Et évidemment, une femme le fait et est invitée à monter sur scène. Le show reprend donc avec elle qui chante et danse avec les musiciens. On arrive alors vers la chanson 1987 et une autre jeune femme, très courtement vêtue, est invitée à son tour. Chloé (c'est son prénom) est alors installée sur un tabouret, les Panthers l'interviewe et "improvisent" une chanson pour elle. On lui remet un bracelet "Backstage". Elle participera aussi à quelques titres, profitant d'une expérience scénique unique. Nous nous interrogeons toujours, Hélène et moi, sur son devenir en fin de soirée et si elle a conclu dans le foin avec les vieux de 30 ans de plus qu'elle.
Le show continue et un groupe de plus de 20 femme finit sur scène à danser avec les Panthers. Certaines la poitrine à l'air, d'autres non. On reconnait Lucie Sue sur le côté gauche! Les pole danseuse sont également présentes et suscitent l'admiration de tous.
Voici les rappels, toujours dans le délire du n'importe quoi de provocation tendancieuse : des filles sur scène, des seins à l'air, de la fête, de la bonne humeur. Ce groupe est vraiment incroyable et évidemment, rien est à prendre au 1er degré sans quoi le sexisme ambiant serait inqualifiable.
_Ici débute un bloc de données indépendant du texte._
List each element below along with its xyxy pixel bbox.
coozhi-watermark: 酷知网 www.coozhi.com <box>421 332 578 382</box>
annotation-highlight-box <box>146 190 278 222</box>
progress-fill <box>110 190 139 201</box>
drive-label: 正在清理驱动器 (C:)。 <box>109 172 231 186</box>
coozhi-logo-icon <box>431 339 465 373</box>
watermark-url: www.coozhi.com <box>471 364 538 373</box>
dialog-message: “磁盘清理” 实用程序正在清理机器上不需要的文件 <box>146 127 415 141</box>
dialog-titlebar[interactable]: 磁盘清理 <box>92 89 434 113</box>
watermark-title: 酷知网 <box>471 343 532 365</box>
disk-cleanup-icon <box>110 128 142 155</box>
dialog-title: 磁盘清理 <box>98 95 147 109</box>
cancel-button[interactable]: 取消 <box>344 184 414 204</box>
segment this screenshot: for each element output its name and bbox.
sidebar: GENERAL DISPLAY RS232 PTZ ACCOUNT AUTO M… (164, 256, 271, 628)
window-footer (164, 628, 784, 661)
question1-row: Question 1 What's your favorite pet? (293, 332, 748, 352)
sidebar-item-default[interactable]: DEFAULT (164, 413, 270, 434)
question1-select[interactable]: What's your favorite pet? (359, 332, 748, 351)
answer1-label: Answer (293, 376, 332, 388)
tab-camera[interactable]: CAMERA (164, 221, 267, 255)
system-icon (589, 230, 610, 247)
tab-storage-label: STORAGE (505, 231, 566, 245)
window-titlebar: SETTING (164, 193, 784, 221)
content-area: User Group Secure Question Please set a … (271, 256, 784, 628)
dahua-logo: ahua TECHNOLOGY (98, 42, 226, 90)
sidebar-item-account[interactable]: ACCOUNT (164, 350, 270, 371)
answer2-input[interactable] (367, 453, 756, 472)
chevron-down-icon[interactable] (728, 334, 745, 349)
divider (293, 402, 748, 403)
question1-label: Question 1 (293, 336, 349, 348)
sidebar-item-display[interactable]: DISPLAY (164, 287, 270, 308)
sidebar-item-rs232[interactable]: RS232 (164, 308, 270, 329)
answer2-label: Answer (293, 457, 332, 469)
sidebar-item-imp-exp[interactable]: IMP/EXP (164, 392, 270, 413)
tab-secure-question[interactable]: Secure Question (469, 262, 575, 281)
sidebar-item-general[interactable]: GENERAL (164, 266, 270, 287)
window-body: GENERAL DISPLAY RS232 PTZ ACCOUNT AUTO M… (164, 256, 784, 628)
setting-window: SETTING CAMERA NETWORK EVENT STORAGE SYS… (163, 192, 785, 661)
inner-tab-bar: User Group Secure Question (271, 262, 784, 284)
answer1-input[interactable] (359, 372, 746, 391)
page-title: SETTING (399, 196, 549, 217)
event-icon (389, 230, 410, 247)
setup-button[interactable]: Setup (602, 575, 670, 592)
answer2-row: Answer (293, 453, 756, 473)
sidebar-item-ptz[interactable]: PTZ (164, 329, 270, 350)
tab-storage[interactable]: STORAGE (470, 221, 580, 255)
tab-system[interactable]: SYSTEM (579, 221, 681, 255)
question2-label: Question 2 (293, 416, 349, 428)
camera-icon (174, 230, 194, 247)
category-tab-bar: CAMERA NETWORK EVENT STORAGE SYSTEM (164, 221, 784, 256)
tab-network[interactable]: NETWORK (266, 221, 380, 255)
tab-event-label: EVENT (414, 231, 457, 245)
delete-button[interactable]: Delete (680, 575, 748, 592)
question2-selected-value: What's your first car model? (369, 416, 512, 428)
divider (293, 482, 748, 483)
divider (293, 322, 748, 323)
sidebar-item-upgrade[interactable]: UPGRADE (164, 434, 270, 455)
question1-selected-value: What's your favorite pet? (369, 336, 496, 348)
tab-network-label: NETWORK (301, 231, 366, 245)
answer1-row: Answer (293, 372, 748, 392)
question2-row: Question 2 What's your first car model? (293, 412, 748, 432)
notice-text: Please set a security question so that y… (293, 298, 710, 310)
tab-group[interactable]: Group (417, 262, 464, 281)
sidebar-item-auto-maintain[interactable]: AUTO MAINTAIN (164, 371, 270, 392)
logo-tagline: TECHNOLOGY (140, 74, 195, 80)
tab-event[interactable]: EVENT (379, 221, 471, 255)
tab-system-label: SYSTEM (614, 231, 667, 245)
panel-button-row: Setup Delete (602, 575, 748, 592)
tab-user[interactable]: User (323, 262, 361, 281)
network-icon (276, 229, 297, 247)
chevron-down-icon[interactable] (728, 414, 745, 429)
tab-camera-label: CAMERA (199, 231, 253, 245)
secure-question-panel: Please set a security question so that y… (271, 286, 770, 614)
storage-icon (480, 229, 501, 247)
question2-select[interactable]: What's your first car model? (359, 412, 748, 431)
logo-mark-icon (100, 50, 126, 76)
Tout le monde s'amuse d'être là façon "Sex, Drugs and Rock'n Roll  et c'est un plaisir d'y participer!


La Setlist : 

1 - Eyes of a Panther
2 - Tomorrow Night
3 - Asian Hooker
4 - Just Like Tiger Woods
5 - Friends With Benefits
6 - Guitar Solo
7 - Death to All but Metal
8 - The Mother's Day Song (Live debut)
9 - 1987
10 - Impromptu Song for a Girl
11- -Girl From Oklahoma
12 - 17 Girls in a Row
13 - Party Like Tomorrow Is the End of the World

Encore :

14 - Seven Nation Army (The White Stripes cover) (Intro)
15 - Community Property
16 - Gloryhole


Ma conclusion est simple : Steel Panther est à voir une fois. On est prévenu et c'est totalement attendu mais tellement drôle et décalé que cela mérite l'expérience. C'est juste encore plus pire que pire. Et en plus la musique est extra. Un excellent moment à passer entre adultes consentants!